The animal was “badly scuffed” as a result of the incident, the centre said, and may not regain proper wing function.
South Tyneside environmental campaigner Rachael Milne, contacted the fire brigade and the RSCPA when she was made aware of the bird’s plight.
"I got a call on the bus letting me know that the bird had become trapped and that no one had done anything about it,” she said.
"So I went down and could see it was all tangled up in the net and was trying to fly away. Its wings were all bent and put out of position.
"When I was standing there, I could see the holes in the netting. That must’ve been where the bird got caught in the first place, by trying to get through the netting.”
Anna Malia, from South Shields, who is part of a campaign to prevent cruelty towards seagulls and other birds in the town, was also present at the gull rescue.
“This is businesses who aren’t deliberately hurting the animals,” she said. “There are better solutions to netting out there.”

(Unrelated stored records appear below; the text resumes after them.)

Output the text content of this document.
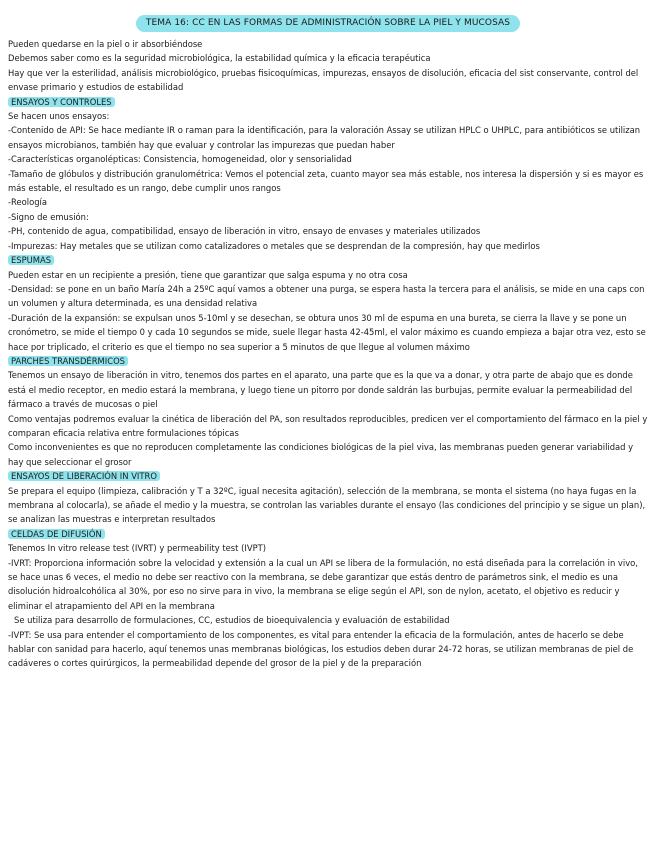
TEMA 16: CC EN LAS FORMAS DE ADMINISTRACIÓN SOBRE LA PIEL Y MUCOSAS

Pueden quedarse en la piel o ir absorbiéndose

Debemos saber como es la seguridad microbiológica, la estabilidad química y la eficacia terapéutica

Hay que ver la esterilidad, análisis microbiológico, pruebas fisicoquímicas, impurezas, ensayos de disolución, eficacia del sist conservante, control del envase primario y estudios de estabilidad

ENSAYOS Y CONTROLES

Se hacen unos ensayos:

-Contenido de API: Se hace mediante IR o raman para la identificación, para la valoración Assay se utilizan HPLC o UHPLC, para antibióticos se utilizan ensayos microbianos, también hay que evaluar y controlar las impurezas que puedan haber

-Características organolépticas: Consistencia, homogeneidad, olor y sensorialidad

-Tamaño de glóbulos y distribución granulométrica: Vemos el potencial zeta, cuanto mayor sea más estable, nos interesa la dispersión y si es mayor es más estable, el resultado es un rango, debe cumplir unos rangos

-Reología

-Signo de emusión:

-PH, contenido de agua, compatibilidad, ensayo de liberación in vitro, ensayo de envases y materiales utilizados

-Impurezas: Hay metales que se utilizan como catalizadores o metales que se desprendan de la compresión, hay que medirlos

ESPUMAS

Pueden estar en un recipiente a presión, tiene que garantizar que salga espuma y no otra cosa

-Densidad: se pone en un baño María 24h a 25ºC aquí vamos a obtener una purga, se espera hasta la tercera para el análisis, se mide en una caps con un volumen y altura determinada, es una densidad relativa

-Duración de la expansión: se expulsan unos 5-10ml y se desechan, se obtura unos 30 ml de espuma en una bureta, se cierra la llave y se pone un cronómetro, se mide el tiempo 0 y cada 10 segundos se mide, suele llegar hasta 42-45ml, el valor máximo es cuando empieza a bajar otra vez, esto se hace por triplicado, el criterio es que el tiempo no sea superior a 5 minutos de que llegue al volumen máximo

PARCHES TRANSDÉRMICOS

Tenemos un ensayo de liberación in vitro, tenemos dos partes en el aparato, una parte que es la que va a donar, y otra parte de abajo que es donde está el medio receptor, en medio estará la membrana, y luego tiene un pitorro por donde saldrán las burbujas, permite evaluar la permeabilidad del fármaco a través de mucosas o piel

Como ventajas podremos evaluar la cinética de liberación del PA, son resultados reproducibles, predicen ver el comportamiento del fármaco en la piel y comparan eficacia relativa entre formulaciones tópicas

Como inconvenientes es que no reproducen completamente las condiciones biológicas de la piel viva, las membranas pueden generar variabilidad y hay que seleccionar el grosor

ENSAYOS DE LIBERACIÓN IN VITRO

Se prepara el equipo (limpieza, calibración y T a 32ºC, igual necesita agitación), selección de la membrana, se monta el sistema (no haya fugas en la membrana al colocarla), se añade el medio y la muestra, se controlan las variables durante el ensayo (las condiciones del principio y se sigue un plan), se analizan las muestras e interpretan resultados

CELDAS DE DIFUSIÓN

Tenemos In vitro release test (IVRT) y permeability test (IVPT)

-IVRT: Proporciona información sobre la velocidad y extensión a la cual un API se libera de la formulación, no está diseñada para la correlación in vivo, se hace unas 6 veces, el medio no debe ser reactivo con la membrana, se debe garantizar que estás dentro de parámetros sink, el medio es una disolución hidroalcohólica al 30%, por eso no sirve para in vivo, la membrana se elige según el API, son de nylon, acetato, el objetivo es reducir y eliminar el atrapamiento del API en la membrana

Se utiliza para desarrollo de formulaciones, CC, estudios de bioequivalencia y evaluación de estabilidad

-IVPT: Se usa para entender el comportamiento de los componentes, es vital para entender la eficacia de la formulación, antes de hacerlo se debe hablar con sanidad para hacerlo, aquí tenemos unas membranas biológicas, los estudios deben durar 24-72 horas, se utilizan membranas de piel de cadáveres o cortes quirúrgicos, la permeabilidad depende del grosor de la piel y de la preparación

A spokesperson for Barclays said: "We were not aware of this incident when, we understand, it took place earlier this week.
"However, we take animal welfare seriously. We will conduct an inspection and remedy any issues we might find."
The spokesperson added that the South Shields branch was not aware of any incidents regarding animal welfare and the netting at its premises in the past.
Netting is often used to protect buildings like the King Street Barclays branch, which is a listed property, to stop gulls and other birds from nesting.
Herring gull numbers have declined dramatically in the UK since the 1970s, with the opinion-dividing birds considered noisy and aggressive by some.
Lynne Ebbdale, from the Pawz for Thought, said of the trapped bird’s plight: “I’m not sure this is going to be a good outcome.
"Because it’s been struggling in netting, one of its wings is still seriously injured. They’ve got to be able to fly well, or else it’s not fair releasing them.
"It’s terrible when this happens – and, on top of this, we’ve had two shot birds in from Sunderland. But businesses really have to do more to maintain their netting because we see all sorts getting caught in them.
"Gulls are only really a problem when they’re nesting. And the thing is they only nest for a very short period in the summer months.”